The Critical Case Recap: Week of October 13, 2014
Posted in Case Updates, Employee Rights, Employer Rights, Employment Law, News on October 21, 2014
Dynamex v. Superior Court (California Court of Appeal, Second Appellate Division):
What It’s About: Employer Dynamex appealed the trial court’s denial of its motion to decertify, arguing that the court improperly adopted the definition of “employee” from IWC Wage Orders to determine the status of class members, instead of using the common law definition of employee. The Court of Appeal denied the petition in part, holding that “the superior court correctly allowed plaintiffs to rely on the IWC definition of an employment relationship for purposes of those claims falling within the scope of Wage Order No. 9-2001” and that the common law definition of employee would control for all claims outside the scope of Wage Order No. 9.

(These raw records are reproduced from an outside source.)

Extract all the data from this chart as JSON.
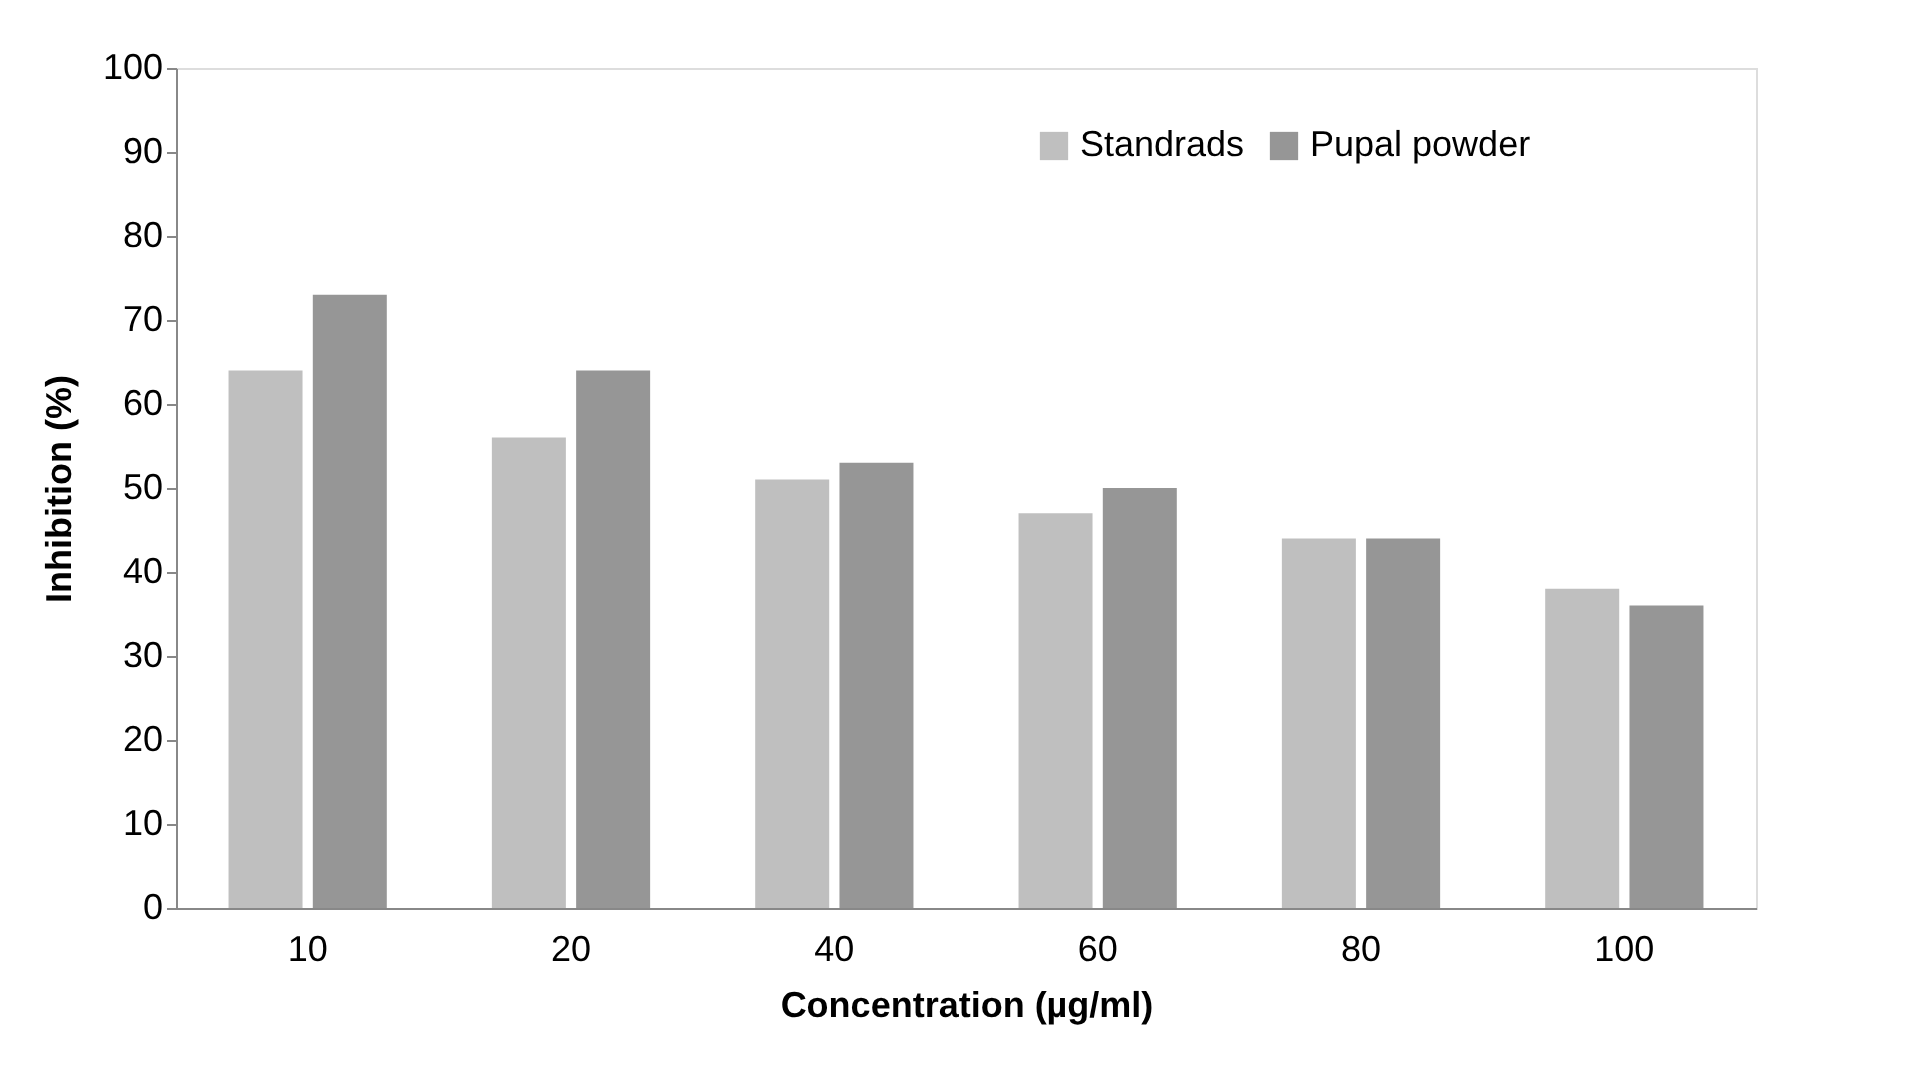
{
  "chart_data": {
    "type": "bar",
    "xlabel": "Concentration (µg/ml)",
    "ylabel": "Inhibition (%)",
    "categories": [
      "10",
      "20",
      "40",
      "60",
      "80",
      "100"
    ],
    "series": [
      {
        "name": "Standrads",
        "color": "#bfbfbf",
        "values": [
          64,
          56,
          51,
          47,
          44,
          38
        ]
      },
      {
        "name": "Pupal powder",
        "color": "#969696",
        "values": [
          73,
          64,
          53,
          50,
          44,
          36
        ]
      }
    ],
    "ylim": [
      0,
      100
    ],
    "yticks": [
      0,
      10,
      20,
      30,
      40,
      50,
      60,
      70,
      80,
      90,
      100
    ],
    "legend": "top right"
  }
}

Why It’s Important: The Supreme Court’s recent Ayala decision left open the potential application of the IWC’s definition of employee status to wage and hour claims, including independent contractor issues. The Dynamex decision will not be the last court attempting to answer that open question.
Langston v. 20/20 Communications, Inc. (Central District of California):
What It’s About: The district court granted the defendant’s motion to compel arbitration of all of the plaintiffs’ claims, including their representative PAGA claims, holding that the California Supreme Court’s Iskanian ruling treats arbitration agreements unfavorably in violation of the FAA. Because the court based its decision on its interpretation of the FAA, a federal statute, it determined that it was not bound by the Iskanian decision.
Why It’s Important: Although Iskanian seemed like the final word on the arbitrability (or lack thereof) of representative PAGA claims, this is the third California federal court decision that has since begged to differ, suggesting that plaintiffs who do not wish to end up in arbitration may be well advised to remain in state court, if possible.